The thematic influences in the newer releases are also familiar – put simply, the boys are still as angry. The Cruel Britannia EP has lyrics almost directly related to events such as the Diamond Jubilee and Royal Wedding cropping up in the current economic climate as deliberate “shock and awe tactics”. But in case Mr Prime Minister had his hopes up, the band don’t have a direct solution for getting out of this situation either. But according to Pop, one must look to the positive facets of life even in the current state: “Instead of taking on a blame culture where we assume that immigration or our next door neighbour being on the dole is the reason we’re in this situation, we must take responsibility for what’s happened and move on”. There is evidence of a more humanistic and embracing side to the new direction in the latest tracks as well – in ADULT and the complex pedals and echo-laden fan favourite No More Tears, the audience are treated to lyrics lamenting the sorrow and suffering of the personal rather than the social. “You can use me any way you want to, but I will make mistakes all the time”, mourns Kingsley – though he still finds time to take a jab at David Cameron in the otherwise intimate Anxiety.

The infamously raw drive of the live Chapman experience has not changed however. Reducing their equipment and stage to rubble is a thing of a past now, much to the relief of the management (“there’s a credit crunch on damn it, don’t you know?” jokes Kingsley), as the band aims to move forward from its confrontational provocateur image. But as they launch into their encore of Kids – the thunderous hit that caused their initial notoriety as NME darlings – the feedback-driven thundering riffs contrasting with Kingsley’s dramatic antics of wrapping the microphone around his neck and staring solemnly but determinedly to the audience incite a more private and deeply intense connection with the fans, who in turn respond with merry shrieking, even starting a small moshpit on the cramped dancefloor.

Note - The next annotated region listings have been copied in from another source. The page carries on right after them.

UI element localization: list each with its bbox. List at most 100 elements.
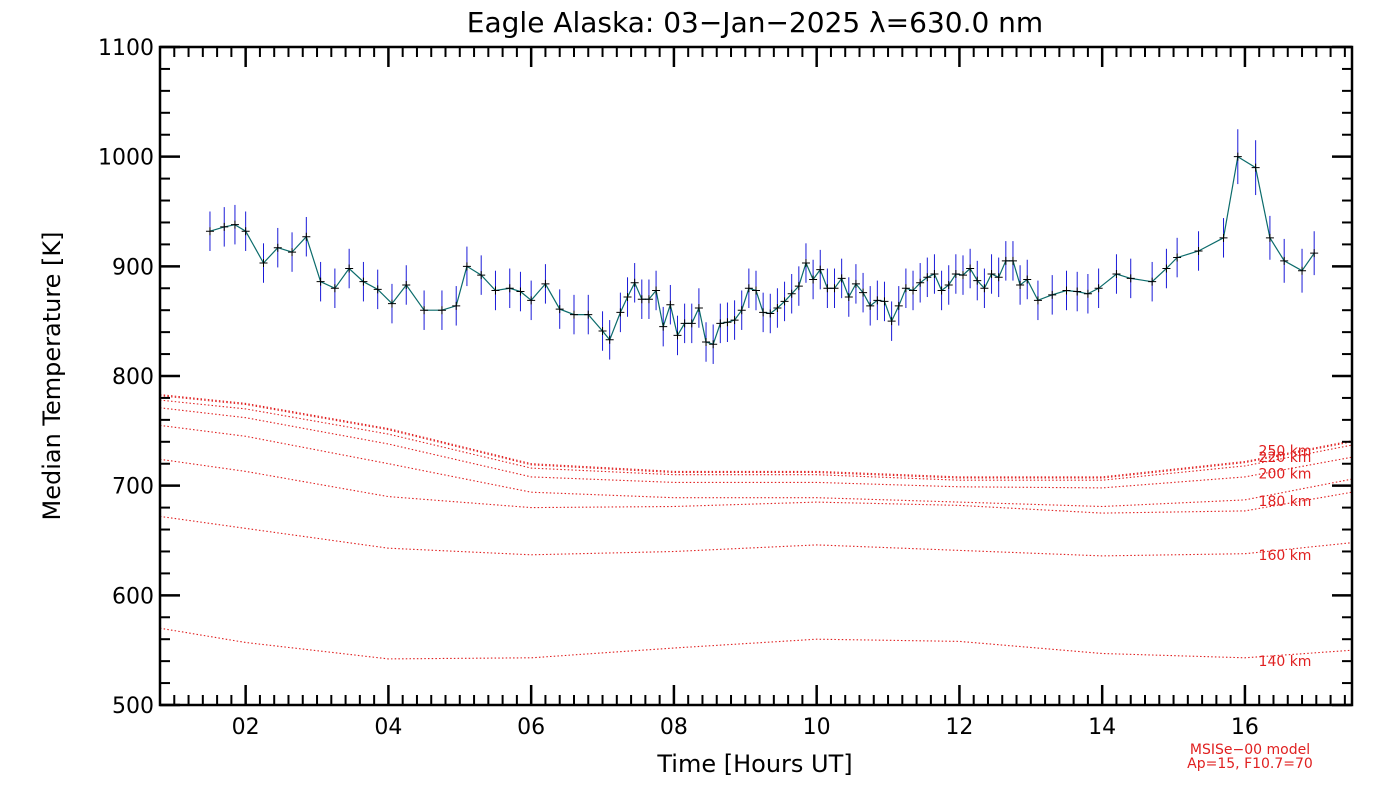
data-point xyxy=(359,277,368,286)
data-point xyxy=(1112,270,1121,279)
data-point xyxy=(837,274,846,283)
data-point xyxy=(241,227,250,236)
model-line xyxy=(159,394,1353,478)
data-point xyxy=(1162,264,1171,273)
data-point xyxy=(1016,280,1025,289)
data-point xyxy=(452,301,461,310)
x-tick-label: 16 xyxy=(1231,715,1259,740)
data-point xyxy=(387,299,396,308)
data-point xyxy=(966,264,975,273)
data-point xyxy=(1094,284,1103,293)
data-point xyxy=(702,338,711,347)
data-point xyxy=(916,278,925,287)
data-point xyxy=(801,259,810,268)
data-point xyxy=(716,319,725,328)
data-point xyxy=(505,284,514,293)
data-point xyxy=(462,262,471,271)
model-line xyxy=(159,424,1353,508)
data-point xyxy=(937,286,946,295)
data-point xyxy=(944,280,953,289)
data-point xyxy=(923,273,932,282)
data-point xyxy=(259,259,268,268)
data-point xyxy=(780,297,789,306)
data-point xyxy=(737,306,746,315)
y-tick-label: 900 xyxy=(112,255,154,280)
data-point xyxy=(709,340,718,349)
data-point xyxy=(687,319,696,328)
data-point xyxy=(345,264,354,273)
data-point xyxy=(516,287,525,296)
data-point xyxy=(1251,163,1260,172)
data-point xyxy=(894,301,903,310)
data-point xyxy=(637,295,646,304)
data-point xyxy=(666,300,675,309)
data-point xyxy=(623,293,632,302)
model-altitude-label: 250 km xyxy=(1259,444,1312,460)
data-point xyxy=(830,284,839,293)
y-tick-label: 1100 xyxy=(98,36,154,61)
data-point xyxy=(823,284,832,293)
data-point xyxy=(330,284,339,293)
plot-axes: 500 600 700 800 900 1000 1100 02 04 06 08 10 12 14 16 xyxy=(98,36,1354,740)
data-point xyxy=(930,270,939,279)
data-point xyxy=(220,222,229,231)
data-point xyxy=(491,286,500,295)
data-point xyxy=(873,296,882,305)
y-tick-label: 700 xyxy=(112,475,154,500)
data-point xyxy=(1048,290,1057,299)
x-tick-label: 12 xyxy=(945,715,973,740)
y-tick-label: 800 xyxy=(112,365,154,390)
model-altitude-label: 140 km xyxy=(1259,654,1312,670)
model-note-line-1: MSISe−00 model xyxy=(1190,742,1310,758)
data-point xyxy=(1233,152,1242,161)
data-point xyxy=(866,301,875,310)
y-axis-label: Median Temperature [K] xyxy=(38,231,66,520)
data-point xyxy=(987,270,996,279)
data-point xyxy=(1083,289,1092,298)
temperature-line xyxy=(209,155,1315,345)
model-note-line-2: Ap=15, F10.7=70 xyxy=(1187,756,1313,772)
data-point xyxy=(759,308,768,317)
data-point xyxy=(584,310,593,319)
data-point xyxy=(437,306,446,315)
data-point xyxy=(1280,256,1289,265)
data-point xyxy=(616,308,625,317)
data-point xyxy=(1298,266,1307,275)
x-tick-label: 02 xyxy=(232,715,260,740)
data-point xyxy=(205,227,214,236)
x-axis-label: Time [Hours UT] xyxy=(656,750,852,778)
data-point xyxy=(909,286,918,295)
data-point xyxy=(630,278,639,287)
model-line xyxy=(159,395,1353,479)
plot-frame xyxy=(158,45,1354,707)
y-tick-label: 600 xyxy=(112,584,154,609)
model-altitude-label: 180 km xyxy=(1259,494,1312,510)
data-point xyxy=(555,305,564,314)
model-altitude-label: 220 km xyxy=(1259,450,1312,466)
data-point xyxy=(973,276,982,285)
data-point xyxy=(302,232,311,241)
data-point xyxy=(652,286,661,295)
data-point xyxy=(723,318,732,327)
model-altitude-label: 200 km xyxy=(1259,467,1312,483)
model-lines xyxy=(159,394,1353,660)
x-tick-label: 10 xyxy=(803,715,831,740)
data-point xyxy=(680,319,689,328)
chart-title: Eagle Alaska: 03−Jan−2025 λ=630.0 nm xyxy=(467,6,1043,39)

If there was one thing to take from the dynamic night in Angel it was that these cantankerous Northerners love the south, and the south loves the cantankerous Northerners. Perhaps it’s the new musical approach, or the almost clichéd adolescent freedom and energy one feels during their live shows (or indeed the exotic Stockton accent to this ignorant European). But if witnessing fans taking their entire holiday leave out to follow the band around the country and animatedly scream at unassuming bar-goers to “buy everything this band has ever made” is anything to go by, then it’s safe to assume that the Chapman Family have still got it. Quiff or sans quiff.